Because of a 1994 settlement with the state over misused homelands properties, the state Department of Hawaiian Home Lands receives $30 million a year to finance housing developments. It also earns about $7 million a year from leasing commercial properties.

Residents pay just $1 a year to lease their home sites. But much of that land is in remote locations without roads or other infrastructure, which has been the main obstacle to providing homes more quickly.

Residents must finance or build their own homes.

The U.S. Department of Housing and Urban Development presented the check to the state Department of Hawaiian Home Lands for improvements at two planned communities on O'ahu and the Big Island.

Mike Liu, HUD assistant secretary, also presented the Waimanalo Hawaiian Homestead Association with a check for $61,200 to operate and expand its new community center that opened in July.

"This is HUD's first approval of an activity that will offer supportive services to Home Land residents," Liu said. "What we are doing here today is historic and opens the door for more opportunities of this nature."

Micah Kane, DHHL chairman, said both grants represent an essential part of the department's shift in philosophy from being a "pocket" developer with many small projects, into creating master-planned communities and putting many more low-income Hawaiians into homes quickly.

"These two checks presented together are very important," Kane said. "Not only from home ownership opportunities, but truly being an environment to receive the necessary services like education, healthcare and community centers. This is the beginning of what is our dream at the department to provide opportunities and communities for our people."

Kane said three years ago the department was looking at more than 90 different small housing projects. That has now been reduced to between 12 and 15 communities.

"We took projects out of the development schedule that didn't make sense under the new philosophy," he said. "In government, the amount of time it takes you to procure a one-home development is the same amount of time it takes to do a 500-home development."

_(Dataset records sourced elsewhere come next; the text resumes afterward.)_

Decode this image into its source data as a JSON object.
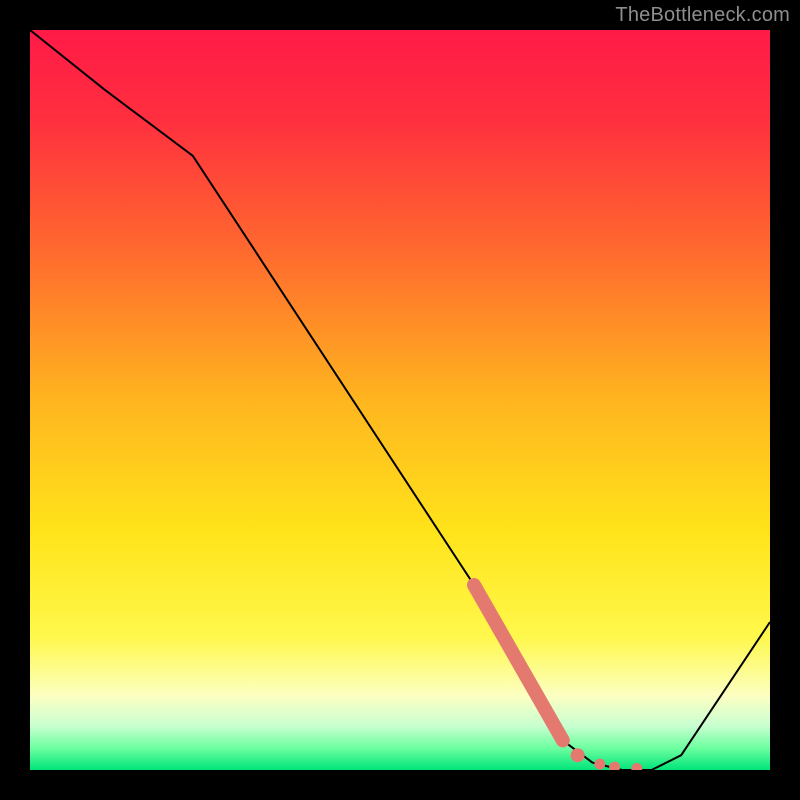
{
  "watermark": "TheBottleneck.com",
  "chart_data": {
    "type": "line",
    "title": "",
    "xlabel": "",
    "ylabel": "",
    "xlim": [
      0,
      100
    ],
    "ylim": [
      0,
      100
    ],
    "series": [
      {
        "name": "curve",
        "x": [
          0,
          10,
          22,
          60,
          72,
          76,
          80,
          84,
          88,
          100
        ],
        "y": [
          100,
          92,
          83,
          25,
          4,
          1,
          0,
          0,
          2,
          20
        ]
      }
    ],
    "highlight_segment": {
      "name": "thick-coral-segment",
      "x": [
        60,
        72
      ],
      "y": [
        25,
        4
      ]
    },
    "dotted_segment": {
      "name": "coral-dots",
      "points": [
        {
          "x": 74,
          "y": 2.0
        },
        {
          "x": 77,
          "y": 0.8
        },
        {
          "x": 79,
          "y": 0.4
        },
        {
          "x": 82,
          "y": 0.2
        }
      ]
    },
    "gradient_stops": [
      {
        "offset": 0.0,
        "color": "#ff1a47"
      },
      {
        "offset": 0.12,
        "color": "#ff2f3f"
      },
      {
        "offset": 0.3,
        "color": "#ff6a2e"
      },
      {
        "offset": 0.5,
        "color": "#ffb51f"
      },
      {
        "offset": 0.68,
        "color": "#ffe41a"
      },
      {
        "offset": 0.82,
        "color": "#fff84c"
      },
      {
        "offset": 0.9,
        "color": "#fcffc2"
      },
      {
        "offset": 0.94,
        "color": "#c9ffd0"
      },
      {
        "offset": 0.97,
        "color": "#6effa0"
      },
      {
        "offset": 1.0,
        "color": "#00e57a"
      }
    ],
    "colors": {
      "curve": "#000000",
      "highlight": "#e47a6f",
      "background_frame": "#000000"
    }
  }
}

The Waimanalo Homestead has 663 homes with between 6,000 and 7,000 residents, according to Paul Richards, president of the Waimanalo Homestead Association. Richards said the grant will be used for community center improvements including security, parking lot lights and planning for the third phase of construction.

Joe-Ann Sang, who has lived in Waimanalo on Home Lands since 1959, said the community center will give young people opportunities they never had before. Sang said 12 people will be employed in the technology center, which will educate students and provide job training.

"We want them to learn technology," she said.

A total of 1,800 acres of land on O'ahu, Maui and the Big Island were moved from the control of the Department of Land and Natural Resources and the Housing Community Development Corp. of Hawai'i to DHHL this week for three planned communities expected to provide homes for 3,500 families within several years.

Kane said more land transfers are expected soon, which, if completed, would lead to a total of 6,000 Native Hawaiians with residential leases in the next five years, nearly equaling the 7,200 leases the agency has awarded since it was created 83 years ago.

As many as 20,000 Native Hawaiians have been languishing on a waiting list for homes — some of them for decades.

Kane said the larger grant announced yesterday will be used for infrastructure work at Villages of La'i'opua in Kealakehe (2,700 homes) and Kapolei Village 8 (326 homes). He said the projects have been fast tracked and the first homes will break ground in Kapolei in October 2005 and on the Big Island by the end of 2005.

Two other properties were involved in the land transfer: the Villages of Lei'ali'i near Lahaina (304 homes) and Waiahole Valley on O'ahu, which will not be developed into housing.

In exchange for the land, DHHL will pay the the state $33 million over 15 years to reimburse some of its infrastructure costs.